Don't get me wrong; I'd like to sleep until noon every day, if I could. Instead, I wake up between 5:30 and 6 a.m. and spend 15-20 minutes getting myself ready for the day. Then, I get to wake up our household, one beautiful face at a time. Jay, then Katie, then Maggie & Lainie, and Natalie is usually last. And with each child, I say a little prayer of thanks to God that we get another day with these exquisite creatures.
I will never forget that drive to Kansas City, while Lainie was being flown there. We had no idea if she'd survive the flight or, if she did survive, what we'd find when we got there. I spent a good part of the drive praying, begging, pleading God to save my baby, to please not take her away from us. I promised that we'd take her however we could get her, knowing, expecting that she would have severe brain damage. (After all, her oxygen stats were in the 70s for a long long time.) I think, every 3rd or 4th beg, I would add "thy will be done but please oh please let thy will be to keep her on earth."
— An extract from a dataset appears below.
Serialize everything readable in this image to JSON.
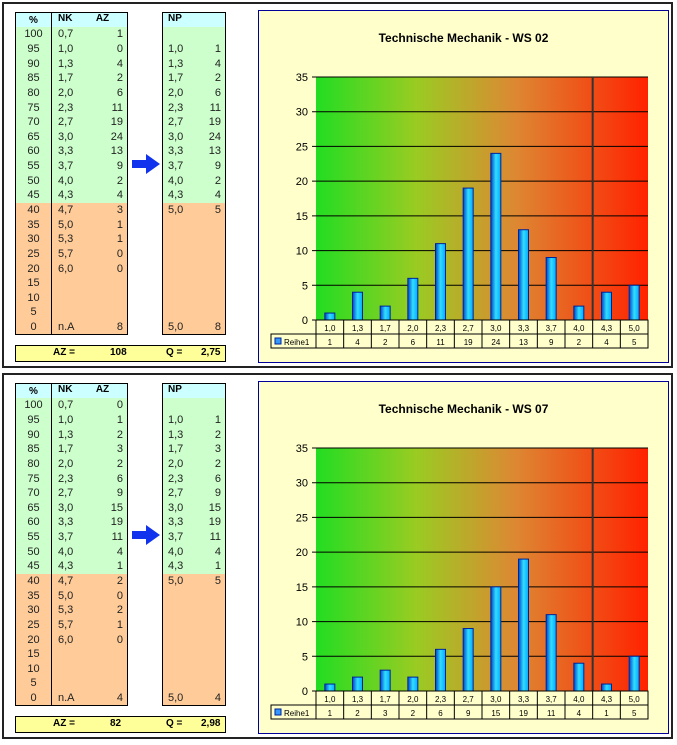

I remember arriving at Children's Mercy, meeting my uncle in the PICU, waiting to get back to see her, shaking with fear and exhaustion, gowning up as we entered the strange room, and THANK GOD, seeing Lainie start fighting the machines as soon as we started to talk. It gave us hope that she was still okay in there, that she recognized our voices, even in her coma.
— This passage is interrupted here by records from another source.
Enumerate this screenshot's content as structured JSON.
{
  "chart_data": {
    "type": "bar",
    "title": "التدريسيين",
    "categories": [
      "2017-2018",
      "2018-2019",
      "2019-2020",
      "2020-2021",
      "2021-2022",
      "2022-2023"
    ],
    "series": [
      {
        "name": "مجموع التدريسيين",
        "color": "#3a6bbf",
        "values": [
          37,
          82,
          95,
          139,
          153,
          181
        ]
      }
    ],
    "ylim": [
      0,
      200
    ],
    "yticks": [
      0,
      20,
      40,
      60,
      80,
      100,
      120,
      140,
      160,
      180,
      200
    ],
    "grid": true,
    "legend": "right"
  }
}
And we've been thanking God ever since. For every word spoken, sign learned, progress made, step taken...and for every morning we've been gifted.
I still get scared, worried about what health curveball Natalie's going to throw us, worried about how Lainie will manage this flu season. I've talked with another mom, whose daughter is equally fragile. And I've adopted her words:
We can't know what the future will hold; we can only enjoy each and every day we've been given.